The Parlemeter 2018 survey though is not all good news. Despite significant and growing support for the EU in general, half of respondents are not happy with the direction the EU is heading in, with a similar result regarding their own country. Public opinion also seems quite stable in terms of expectations about the role of the EU in the future, with 48% wanting the EU to play a more important role, as opposed to 27% preferring less.
As regards the image of Parliament across the EU, one third (32%) hold a positive view, one fifth (21%) a negative view and a relative majority (43%) remain neutral.
There is growing awareness of next year’s European elections, with 41% correctly identifying the date in May 2019 – a nine point increase over a similar survey six months ago and seven points more than in June 2013. However, 44% still could not say when the elections will be taking place, compared to 46% in June 2013.

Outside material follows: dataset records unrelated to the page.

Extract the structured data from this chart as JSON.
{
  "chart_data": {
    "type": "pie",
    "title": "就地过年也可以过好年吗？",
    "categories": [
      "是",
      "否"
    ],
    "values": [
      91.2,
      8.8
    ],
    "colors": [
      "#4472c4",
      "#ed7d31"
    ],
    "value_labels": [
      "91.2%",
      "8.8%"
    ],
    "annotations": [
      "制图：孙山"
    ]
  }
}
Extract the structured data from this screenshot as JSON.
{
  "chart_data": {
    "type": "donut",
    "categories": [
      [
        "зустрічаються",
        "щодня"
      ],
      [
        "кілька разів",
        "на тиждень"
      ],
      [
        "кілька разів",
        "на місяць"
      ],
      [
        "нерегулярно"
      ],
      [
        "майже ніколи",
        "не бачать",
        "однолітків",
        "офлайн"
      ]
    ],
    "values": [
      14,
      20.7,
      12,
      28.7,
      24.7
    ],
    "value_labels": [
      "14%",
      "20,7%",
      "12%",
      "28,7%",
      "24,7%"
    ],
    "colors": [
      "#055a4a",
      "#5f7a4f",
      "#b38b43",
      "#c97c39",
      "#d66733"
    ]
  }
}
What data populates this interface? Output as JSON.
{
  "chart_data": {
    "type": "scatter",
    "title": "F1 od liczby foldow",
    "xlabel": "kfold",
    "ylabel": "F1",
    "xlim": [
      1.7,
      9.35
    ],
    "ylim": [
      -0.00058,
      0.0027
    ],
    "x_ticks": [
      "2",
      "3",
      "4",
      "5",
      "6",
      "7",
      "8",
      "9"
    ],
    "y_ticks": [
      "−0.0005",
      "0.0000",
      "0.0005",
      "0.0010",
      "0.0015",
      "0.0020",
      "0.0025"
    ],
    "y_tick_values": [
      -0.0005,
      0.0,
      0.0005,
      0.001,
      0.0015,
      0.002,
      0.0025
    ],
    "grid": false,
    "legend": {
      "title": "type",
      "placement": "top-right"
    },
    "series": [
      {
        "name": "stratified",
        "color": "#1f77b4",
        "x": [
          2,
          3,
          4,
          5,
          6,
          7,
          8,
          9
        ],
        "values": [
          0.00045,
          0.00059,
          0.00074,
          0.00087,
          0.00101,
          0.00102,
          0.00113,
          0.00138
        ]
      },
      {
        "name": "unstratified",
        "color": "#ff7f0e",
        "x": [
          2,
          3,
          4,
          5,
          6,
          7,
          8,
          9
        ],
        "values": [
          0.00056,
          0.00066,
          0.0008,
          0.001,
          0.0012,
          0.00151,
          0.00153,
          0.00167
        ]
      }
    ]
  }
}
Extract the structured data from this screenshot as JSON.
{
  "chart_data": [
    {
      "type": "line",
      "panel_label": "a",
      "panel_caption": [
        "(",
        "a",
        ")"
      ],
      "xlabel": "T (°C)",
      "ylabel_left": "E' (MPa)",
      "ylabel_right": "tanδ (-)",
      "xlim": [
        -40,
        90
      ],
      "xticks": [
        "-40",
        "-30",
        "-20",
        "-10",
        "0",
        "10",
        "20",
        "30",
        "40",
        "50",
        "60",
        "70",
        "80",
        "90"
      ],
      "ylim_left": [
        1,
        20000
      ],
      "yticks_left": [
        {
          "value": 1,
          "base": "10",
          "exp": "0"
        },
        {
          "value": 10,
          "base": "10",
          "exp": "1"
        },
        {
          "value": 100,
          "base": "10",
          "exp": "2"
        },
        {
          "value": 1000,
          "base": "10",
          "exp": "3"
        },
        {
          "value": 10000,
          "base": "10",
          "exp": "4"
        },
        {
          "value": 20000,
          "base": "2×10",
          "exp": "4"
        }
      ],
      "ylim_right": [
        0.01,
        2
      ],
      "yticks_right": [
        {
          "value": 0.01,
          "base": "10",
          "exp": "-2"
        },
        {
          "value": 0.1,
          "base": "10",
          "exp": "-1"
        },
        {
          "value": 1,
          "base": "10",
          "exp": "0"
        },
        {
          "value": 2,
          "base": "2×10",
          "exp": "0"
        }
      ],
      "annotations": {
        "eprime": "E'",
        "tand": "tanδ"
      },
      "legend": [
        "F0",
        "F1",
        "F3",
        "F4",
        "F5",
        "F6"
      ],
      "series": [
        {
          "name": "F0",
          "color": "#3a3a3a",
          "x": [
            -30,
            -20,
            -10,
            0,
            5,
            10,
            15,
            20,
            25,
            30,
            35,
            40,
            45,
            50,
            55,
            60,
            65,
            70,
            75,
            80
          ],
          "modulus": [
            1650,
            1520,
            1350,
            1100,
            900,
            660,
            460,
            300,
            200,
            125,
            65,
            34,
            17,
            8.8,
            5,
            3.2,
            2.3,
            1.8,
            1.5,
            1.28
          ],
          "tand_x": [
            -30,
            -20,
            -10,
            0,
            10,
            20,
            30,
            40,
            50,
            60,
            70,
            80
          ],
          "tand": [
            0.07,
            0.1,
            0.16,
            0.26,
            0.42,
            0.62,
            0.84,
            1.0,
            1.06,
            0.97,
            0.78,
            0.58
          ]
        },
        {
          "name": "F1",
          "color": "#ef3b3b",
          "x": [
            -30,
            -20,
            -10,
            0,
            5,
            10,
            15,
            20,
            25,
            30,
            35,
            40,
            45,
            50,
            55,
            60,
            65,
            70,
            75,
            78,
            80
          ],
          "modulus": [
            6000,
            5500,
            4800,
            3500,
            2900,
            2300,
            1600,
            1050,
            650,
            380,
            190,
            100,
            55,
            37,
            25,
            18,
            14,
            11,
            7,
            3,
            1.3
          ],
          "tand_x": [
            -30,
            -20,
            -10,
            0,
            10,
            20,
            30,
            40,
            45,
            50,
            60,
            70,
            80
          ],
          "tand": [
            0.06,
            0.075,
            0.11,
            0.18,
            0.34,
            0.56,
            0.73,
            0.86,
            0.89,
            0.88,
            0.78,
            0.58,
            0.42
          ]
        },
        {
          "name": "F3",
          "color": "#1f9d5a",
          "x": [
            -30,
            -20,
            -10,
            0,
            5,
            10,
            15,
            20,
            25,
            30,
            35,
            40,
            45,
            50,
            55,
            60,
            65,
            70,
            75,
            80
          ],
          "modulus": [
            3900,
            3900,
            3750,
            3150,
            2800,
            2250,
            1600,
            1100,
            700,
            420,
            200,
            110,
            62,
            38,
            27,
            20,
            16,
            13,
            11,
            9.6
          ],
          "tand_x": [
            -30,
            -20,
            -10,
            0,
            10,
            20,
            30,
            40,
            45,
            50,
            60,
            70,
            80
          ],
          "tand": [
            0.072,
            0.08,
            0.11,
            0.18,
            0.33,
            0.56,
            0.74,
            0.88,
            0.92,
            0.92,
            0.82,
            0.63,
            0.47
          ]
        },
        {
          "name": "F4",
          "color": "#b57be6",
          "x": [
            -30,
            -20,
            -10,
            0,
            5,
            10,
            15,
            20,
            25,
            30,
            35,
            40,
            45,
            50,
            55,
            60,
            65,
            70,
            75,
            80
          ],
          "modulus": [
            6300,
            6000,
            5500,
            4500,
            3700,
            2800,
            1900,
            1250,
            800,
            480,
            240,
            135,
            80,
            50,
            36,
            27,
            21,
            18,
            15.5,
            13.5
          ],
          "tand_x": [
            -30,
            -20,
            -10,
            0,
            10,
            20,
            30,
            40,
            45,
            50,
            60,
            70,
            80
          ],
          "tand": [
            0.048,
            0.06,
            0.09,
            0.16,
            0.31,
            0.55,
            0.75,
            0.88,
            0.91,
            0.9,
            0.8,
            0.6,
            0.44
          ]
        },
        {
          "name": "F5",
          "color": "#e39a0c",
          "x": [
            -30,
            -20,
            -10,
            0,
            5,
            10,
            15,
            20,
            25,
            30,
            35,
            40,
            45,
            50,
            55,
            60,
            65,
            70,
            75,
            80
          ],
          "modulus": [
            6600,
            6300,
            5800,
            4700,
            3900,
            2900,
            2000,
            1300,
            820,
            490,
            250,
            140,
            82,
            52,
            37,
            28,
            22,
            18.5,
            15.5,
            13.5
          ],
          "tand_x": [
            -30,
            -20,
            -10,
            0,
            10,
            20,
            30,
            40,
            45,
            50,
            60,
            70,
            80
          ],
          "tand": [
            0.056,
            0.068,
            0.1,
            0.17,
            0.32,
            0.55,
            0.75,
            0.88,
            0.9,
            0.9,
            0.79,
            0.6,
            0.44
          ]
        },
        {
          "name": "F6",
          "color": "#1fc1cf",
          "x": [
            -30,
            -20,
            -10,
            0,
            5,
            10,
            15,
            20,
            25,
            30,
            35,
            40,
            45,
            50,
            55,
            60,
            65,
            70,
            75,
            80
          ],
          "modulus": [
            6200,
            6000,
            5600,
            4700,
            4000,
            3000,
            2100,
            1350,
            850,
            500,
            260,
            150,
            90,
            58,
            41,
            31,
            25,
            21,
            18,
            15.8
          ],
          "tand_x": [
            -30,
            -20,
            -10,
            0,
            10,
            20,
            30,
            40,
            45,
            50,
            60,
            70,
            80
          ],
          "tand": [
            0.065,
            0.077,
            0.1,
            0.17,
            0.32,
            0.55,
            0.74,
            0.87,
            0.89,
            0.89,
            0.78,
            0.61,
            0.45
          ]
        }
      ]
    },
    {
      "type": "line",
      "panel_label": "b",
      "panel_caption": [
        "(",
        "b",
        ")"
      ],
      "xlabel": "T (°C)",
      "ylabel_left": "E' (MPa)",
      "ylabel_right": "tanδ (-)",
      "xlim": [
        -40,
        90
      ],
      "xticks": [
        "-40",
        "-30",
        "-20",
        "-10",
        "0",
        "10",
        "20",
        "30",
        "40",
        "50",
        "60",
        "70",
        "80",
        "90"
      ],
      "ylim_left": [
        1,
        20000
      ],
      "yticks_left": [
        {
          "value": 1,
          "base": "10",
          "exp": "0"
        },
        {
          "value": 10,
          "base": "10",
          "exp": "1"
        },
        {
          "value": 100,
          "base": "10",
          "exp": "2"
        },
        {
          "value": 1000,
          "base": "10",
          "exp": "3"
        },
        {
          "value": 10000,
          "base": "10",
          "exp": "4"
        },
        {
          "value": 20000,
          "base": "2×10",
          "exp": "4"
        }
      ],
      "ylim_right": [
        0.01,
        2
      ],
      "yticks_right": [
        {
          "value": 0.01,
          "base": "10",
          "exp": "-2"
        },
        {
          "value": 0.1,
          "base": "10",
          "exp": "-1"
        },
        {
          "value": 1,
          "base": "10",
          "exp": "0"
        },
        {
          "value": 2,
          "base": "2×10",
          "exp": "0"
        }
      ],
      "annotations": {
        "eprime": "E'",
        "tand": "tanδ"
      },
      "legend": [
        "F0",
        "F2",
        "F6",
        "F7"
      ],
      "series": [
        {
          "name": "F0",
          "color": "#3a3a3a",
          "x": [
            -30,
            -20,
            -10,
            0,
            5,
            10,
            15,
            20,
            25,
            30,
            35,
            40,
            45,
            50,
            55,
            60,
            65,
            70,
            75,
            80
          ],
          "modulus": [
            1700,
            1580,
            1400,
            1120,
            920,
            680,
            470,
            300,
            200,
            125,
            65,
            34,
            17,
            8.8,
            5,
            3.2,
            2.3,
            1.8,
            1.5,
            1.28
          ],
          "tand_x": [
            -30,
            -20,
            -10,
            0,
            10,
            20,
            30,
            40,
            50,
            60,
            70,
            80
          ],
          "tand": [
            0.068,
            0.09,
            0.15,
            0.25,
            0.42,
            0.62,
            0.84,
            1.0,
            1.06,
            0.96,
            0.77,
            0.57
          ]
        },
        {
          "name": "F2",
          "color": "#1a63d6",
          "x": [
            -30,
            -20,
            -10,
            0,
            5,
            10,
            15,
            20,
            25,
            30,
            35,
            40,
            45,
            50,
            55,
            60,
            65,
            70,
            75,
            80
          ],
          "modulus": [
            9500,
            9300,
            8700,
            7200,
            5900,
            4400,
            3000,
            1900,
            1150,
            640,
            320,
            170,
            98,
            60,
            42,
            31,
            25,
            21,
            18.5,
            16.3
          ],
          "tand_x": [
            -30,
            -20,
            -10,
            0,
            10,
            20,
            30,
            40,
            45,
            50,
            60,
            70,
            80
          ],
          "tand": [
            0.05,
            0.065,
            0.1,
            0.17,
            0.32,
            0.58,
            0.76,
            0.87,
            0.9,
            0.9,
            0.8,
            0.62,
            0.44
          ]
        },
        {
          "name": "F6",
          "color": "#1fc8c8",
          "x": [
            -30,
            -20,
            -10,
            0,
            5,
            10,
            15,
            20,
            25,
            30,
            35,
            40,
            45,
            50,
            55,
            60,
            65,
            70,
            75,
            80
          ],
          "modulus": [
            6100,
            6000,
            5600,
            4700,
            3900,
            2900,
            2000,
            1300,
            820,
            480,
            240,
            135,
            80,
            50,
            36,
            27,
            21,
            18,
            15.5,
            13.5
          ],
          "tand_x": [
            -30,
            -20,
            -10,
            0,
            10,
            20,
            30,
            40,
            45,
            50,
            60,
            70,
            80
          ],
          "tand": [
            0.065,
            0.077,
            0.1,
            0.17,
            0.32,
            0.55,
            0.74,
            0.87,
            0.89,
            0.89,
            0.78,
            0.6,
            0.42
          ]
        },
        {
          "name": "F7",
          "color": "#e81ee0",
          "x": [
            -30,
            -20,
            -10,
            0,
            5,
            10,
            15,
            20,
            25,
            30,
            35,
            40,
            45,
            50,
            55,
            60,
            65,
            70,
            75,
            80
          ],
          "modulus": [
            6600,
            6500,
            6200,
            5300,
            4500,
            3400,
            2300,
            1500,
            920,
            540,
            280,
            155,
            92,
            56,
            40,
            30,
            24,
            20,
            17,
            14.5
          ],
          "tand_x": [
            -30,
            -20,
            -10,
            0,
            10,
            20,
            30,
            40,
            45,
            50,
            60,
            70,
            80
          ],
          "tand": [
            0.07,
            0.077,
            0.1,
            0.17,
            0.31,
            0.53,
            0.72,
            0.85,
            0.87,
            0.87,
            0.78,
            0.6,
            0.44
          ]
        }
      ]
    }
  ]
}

With 51% of citizens declaring to be interested in the elections, citizens’ campaign priorities have evolved over the past six-month period. Immigration now tops the agenda (50%), followed by economy (47%) and youth unemployment (47%), whilst combatting terrorism moves down to fourth place with 44%.
Commenting on the results of the survey, President Antonio Tajani said: “As details of the UK’s withdrawal agreement are being finalised, these figures highlight growing appreciation of the benefits of EU membership across the continent. Nevertheless, there is much work to be done. Continued cooperation and solidarity at the EU level is essential in delivering answers to the concerns of ordinary European citizens.”
“The fact that 51% of UK citizens surveyed want to stay in the EU is a stark reminder of the deep divisions wrought by the Brexit decision and the need for us to find a sustainable and close long-term future relationship in the form of a broad and deep association agreement. While we must prepare for all eventualities, it appears there is little appetite in the UK or elsewhere in the EU for a so-called hard Brexit, or a costly, no-deal scenario and I hope that the outcome of the negotiations will ultimately reflect this,” added Guy Verhofstadt, Parliament’s Brexit coordinator.
The fieldwork of this survey was carried out between 8 and 26 September 2018 among 27 474 Europeans aged 16 or more, interviewed face-to-face by Kantar Public in all 28 Member States.